- The Washington Times - Wednesday, August 21, 2013

Al-Jazeera, the Qatar-owned news station that just launched in the United States, apparently was caught airing the death of a Muslim Brotherhood-backed protester in the streets of Egypt — but it was faked.

The network covered what its reporters claimed was a shot man with a bloodied shirt dying in the streets earlier this week. The video footage shows an Arab woman screaming and a man in prostrate position, clutching at a red-splashed stain on his shirt, The Washington Free Beacon reported.

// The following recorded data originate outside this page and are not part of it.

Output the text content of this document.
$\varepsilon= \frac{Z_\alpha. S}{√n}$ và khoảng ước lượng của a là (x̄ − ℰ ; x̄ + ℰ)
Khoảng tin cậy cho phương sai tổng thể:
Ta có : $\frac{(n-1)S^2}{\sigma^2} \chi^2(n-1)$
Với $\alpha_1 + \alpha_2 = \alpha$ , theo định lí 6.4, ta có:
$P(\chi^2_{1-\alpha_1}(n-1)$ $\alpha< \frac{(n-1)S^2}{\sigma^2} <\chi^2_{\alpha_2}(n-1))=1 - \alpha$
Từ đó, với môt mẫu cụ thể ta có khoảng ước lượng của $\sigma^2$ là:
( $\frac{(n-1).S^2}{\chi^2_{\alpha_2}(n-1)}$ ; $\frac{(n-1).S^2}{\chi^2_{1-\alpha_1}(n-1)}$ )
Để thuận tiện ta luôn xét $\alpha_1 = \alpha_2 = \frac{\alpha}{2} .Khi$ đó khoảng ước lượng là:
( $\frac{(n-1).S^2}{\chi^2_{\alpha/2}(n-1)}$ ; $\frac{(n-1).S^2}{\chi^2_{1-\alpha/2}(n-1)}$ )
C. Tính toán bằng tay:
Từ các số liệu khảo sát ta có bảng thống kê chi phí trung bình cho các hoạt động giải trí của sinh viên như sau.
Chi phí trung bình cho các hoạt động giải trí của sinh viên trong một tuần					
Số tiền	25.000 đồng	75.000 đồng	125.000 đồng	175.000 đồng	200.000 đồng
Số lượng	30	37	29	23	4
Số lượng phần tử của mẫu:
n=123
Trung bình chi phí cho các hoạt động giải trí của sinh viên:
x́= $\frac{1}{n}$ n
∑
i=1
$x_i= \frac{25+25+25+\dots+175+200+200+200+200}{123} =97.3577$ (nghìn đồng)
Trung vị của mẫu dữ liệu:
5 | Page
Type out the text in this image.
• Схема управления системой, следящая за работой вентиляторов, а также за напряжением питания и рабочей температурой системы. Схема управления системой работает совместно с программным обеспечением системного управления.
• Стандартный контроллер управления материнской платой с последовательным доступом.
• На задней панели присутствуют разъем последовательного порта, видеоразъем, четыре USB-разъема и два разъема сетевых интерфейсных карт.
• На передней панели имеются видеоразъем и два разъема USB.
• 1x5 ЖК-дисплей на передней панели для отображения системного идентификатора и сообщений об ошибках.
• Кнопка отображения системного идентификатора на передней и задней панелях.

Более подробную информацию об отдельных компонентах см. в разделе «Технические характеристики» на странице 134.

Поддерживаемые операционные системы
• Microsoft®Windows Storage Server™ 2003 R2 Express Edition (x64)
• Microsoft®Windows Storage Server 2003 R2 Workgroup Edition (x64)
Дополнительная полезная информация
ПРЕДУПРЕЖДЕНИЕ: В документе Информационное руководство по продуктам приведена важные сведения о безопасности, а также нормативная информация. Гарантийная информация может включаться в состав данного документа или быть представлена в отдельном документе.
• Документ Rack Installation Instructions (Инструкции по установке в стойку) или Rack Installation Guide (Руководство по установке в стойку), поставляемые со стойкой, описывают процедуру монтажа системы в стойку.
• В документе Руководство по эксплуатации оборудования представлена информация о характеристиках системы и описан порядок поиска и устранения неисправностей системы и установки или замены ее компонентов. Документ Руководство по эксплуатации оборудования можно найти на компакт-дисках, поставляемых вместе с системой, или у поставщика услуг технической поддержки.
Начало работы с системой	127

FSA Crimes, a nonprofit that tracks alleged war crimes in Syria, subsequently reported that the incident was faked. On its website, the group described the scene: “Covered in blood, his hand rests on what would seem to be the source of that blood, a gunshot wound. Doctors’ surrounding him as he lays there, eyes shut and face frozen. One of the ’doctors’ then decides to lift the man’s shirt up and to the viewers’ big surprise, there is no wound underneath the shirt.”

The supposed victim then “effortlessly re-positions his legs in way of the camera,” the FSA site states, as The Washington Free Beacon reported. The Al-Jazeera’s cameraman then quickly cuts to a different scene.

Al-Jazeera has been accused on previous occasions of airing reports that are biased and in favor of the Muslim Brotherhood, and FSA says this latest video is just further proof of that bias.

“The strong bias of Al Jazeera in Egypt was always to be expected,” the group wrote. “Their support for the Muslim Brotherhood was a given and there was never any doubt that the new interim government had their suspicions about the news agency.”